Department of Clinical Laboratory Investigation, Graduate School of Medicine, Shinshu University, Matsumoto, Japan.
Laboratory of Clinical Chemistry and Immunology, Department of Biomedical Laboratory Sciences, School of Health Sciences, Shinshu University, 3-1-1 Asahi, Matsumoto, 390-8621, Japan.
Int J Hematol. 2020 Sep;112(3):331-340. doi: 10.1007/s12185-020-02919-5. Epub 2020 Jun 19.

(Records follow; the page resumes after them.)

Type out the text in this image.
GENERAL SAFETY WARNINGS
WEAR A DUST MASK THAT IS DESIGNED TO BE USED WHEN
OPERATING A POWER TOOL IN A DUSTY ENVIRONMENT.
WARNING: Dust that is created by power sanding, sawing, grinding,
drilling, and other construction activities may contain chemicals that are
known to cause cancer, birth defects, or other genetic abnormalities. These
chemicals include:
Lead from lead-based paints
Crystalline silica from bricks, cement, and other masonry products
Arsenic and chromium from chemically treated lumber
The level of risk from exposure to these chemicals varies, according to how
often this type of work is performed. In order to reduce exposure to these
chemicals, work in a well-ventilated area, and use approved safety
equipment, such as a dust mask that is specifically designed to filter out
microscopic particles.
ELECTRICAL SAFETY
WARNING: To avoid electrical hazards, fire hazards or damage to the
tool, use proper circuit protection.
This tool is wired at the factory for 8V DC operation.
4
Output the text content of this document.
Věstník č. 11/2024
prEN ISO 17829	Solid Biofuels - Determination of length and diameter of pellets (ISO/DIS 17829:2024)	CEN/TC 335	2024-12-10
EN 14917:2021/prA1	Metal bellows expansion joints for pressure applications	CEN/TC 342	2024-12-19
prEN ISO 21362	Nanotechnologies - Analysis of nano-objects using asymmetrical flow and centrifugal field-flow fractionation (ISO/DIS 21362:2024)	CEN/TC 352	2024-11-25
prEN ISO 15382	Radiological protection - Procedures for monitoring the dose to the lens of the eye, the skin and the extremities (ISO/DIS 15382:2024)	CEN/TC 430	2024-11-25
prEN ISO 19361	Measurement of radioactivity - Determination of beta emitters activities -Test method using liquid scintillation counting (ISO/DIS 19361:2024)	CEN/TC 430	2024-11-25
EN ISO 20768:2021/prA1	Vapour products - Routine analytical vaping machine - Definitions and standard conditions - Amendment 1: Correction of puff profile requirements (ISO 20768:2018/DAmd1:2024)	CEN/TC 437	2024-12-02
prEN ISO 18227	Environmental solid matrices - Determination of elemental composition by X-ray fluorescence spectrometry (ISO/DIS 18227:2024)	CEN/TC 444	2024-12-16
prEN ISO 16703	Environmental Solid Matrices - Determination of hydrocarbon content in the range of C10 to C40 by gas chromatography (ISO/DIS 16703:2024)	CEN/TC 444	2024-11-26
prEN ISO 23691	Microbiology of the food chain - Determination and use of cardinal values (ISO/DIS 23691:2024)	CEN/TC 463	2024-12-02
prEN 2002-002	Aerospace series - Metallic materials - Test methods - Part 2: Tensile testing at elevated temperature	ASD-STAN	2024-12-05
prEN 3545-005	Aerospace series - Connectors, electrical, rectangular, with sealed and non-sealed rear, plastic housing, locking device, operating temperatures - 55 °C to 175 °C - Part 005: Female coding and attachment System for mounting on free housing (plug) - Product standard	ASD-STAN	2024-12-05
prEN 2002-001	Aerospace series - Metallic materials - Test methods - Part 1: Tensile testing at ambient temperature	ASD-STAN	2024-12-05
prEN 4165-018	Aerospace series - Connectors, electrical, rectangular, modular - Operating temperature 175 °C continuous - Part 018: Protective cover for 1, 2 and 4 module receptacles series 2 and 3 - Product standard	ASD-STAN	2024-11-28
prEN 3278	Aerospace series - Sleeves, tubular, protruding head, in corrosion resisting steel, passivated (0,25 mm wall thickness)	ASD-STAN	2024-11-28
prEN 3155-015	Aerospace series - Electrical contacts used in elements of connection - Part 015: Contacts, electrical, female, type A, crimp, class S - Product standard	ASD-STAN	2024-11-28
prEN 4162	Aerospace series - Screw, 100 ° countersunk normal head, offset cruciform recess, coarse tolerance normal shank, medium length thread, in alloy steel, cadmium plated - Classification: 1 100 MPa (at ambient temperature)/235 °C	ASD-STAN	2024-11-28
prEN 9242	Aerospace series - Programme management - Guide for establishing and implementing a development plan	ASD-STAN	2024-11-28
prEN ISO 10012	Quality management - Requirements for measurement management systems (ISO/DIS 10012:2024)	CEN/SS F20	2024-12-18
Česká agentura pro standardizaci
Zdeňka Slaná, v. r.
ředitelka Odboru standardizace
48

We identified two heterozygous dysfibrinogenemias, Bβp.Gly45Cys (Kyoto VII; K-VII) and Bβp.Arg74Cys (Iida II; I-II). The impairment of polymerization of Bβp.G45C has been well analyzed; however, that of Bβp.R74C has not. Thus, we compared fibrin polymerization between these variants. To determine the structural and functional characterization of purified fibrinogens, we performed immunoblotting analysis, kinetic analyses of fibrinopeptide A and B release, and thrombin- or batroxobin-catalyzed fibrin or fibrin monomer polymerization. Immunoblotting analysis showed that both variant fibrinogens had variant fibrinogen-albumin complexes and variant fibrinogen multimers, and the amounts of fibrinogen-albumin complexes with fibrinogen K-VII was more than with fibrinogen I-II. Moreover, fibrinopeptide B release from fibrinogen K-VII was about 50% of the control, whereas the others were normal. The maximum slopes of polymerization for variant fibrinogens were reduced, but fibrinogen K-VII was reduced more than fibrinogen I-II. The present study demonstrated that both Bβp.G45C and Bβp.R74C variants showed the presence of variant fibrinogen-albumin complexes and variant fibrinogen multimers, and polymerization of Bβp.G45C was impaired more than Bβp.R74C. Our study and several previous reports concerning the clinical phenotype of both variants suggested the risks of bleeding for patients with Bβp.G45C and thrombosis for patients with Bβp.R74C.
我们鉴定了两种杂合的纤维蛋白原血症,Bβp.Gly45Cys(京都 VII 型;K-VII)和 Bβp.Arg74Cys(饭田 II 型;I-II)。Bβp.G45C 的聚合障碍已得到很好的分析;然而,Bβp.R74C 的聚合障碍尚未得到分析。因此,我们比较了这些变体的纤维蛋白聚合。为了确定纯化纤维蛋白原的结构和功能特征,我们进行了免疫印迹分析、纤维肽 A 和 B 释放的动力学分析以及凝血酶或巴斯德菌蛋白酶催化的纤维蛋白或纤维蛋白单体聚合。免疫印迹分析表明,两种变体纤维蛋白原均具有变体纤维蛋白原-白蛋白复合物和变体纤维蛋白原多聚体,并且具有纤维蛋白原 K-VII 的纤维蛋白原-白蛋白复合物的量多于纤维蛋白原 I-II。此外,纤维蛋白原 K-VII 的纤维肽 B 释放量约为对照的 50%,而其他则正常。变体纤维蛋白原的聚合最大斜率降低,但纤维蛋白原 K-VII 的降低程度大于纤维蛋白原 I-II。本研究表明,Bβp.G45C 和 Bβp.R74C 变体均存在变体纤维蛋白原-白蛋白复合物和变体纤维蛋白原多聚体,并且 Bβp.G45C 的聚合受到的影响大于 Bβp.R74C。我们的研究和之前几项关于这两种变体的临床表型的报告表明,Bβp.G45C 患者存在出血风险,Bβp.R74C 患者存在血栓形成风险。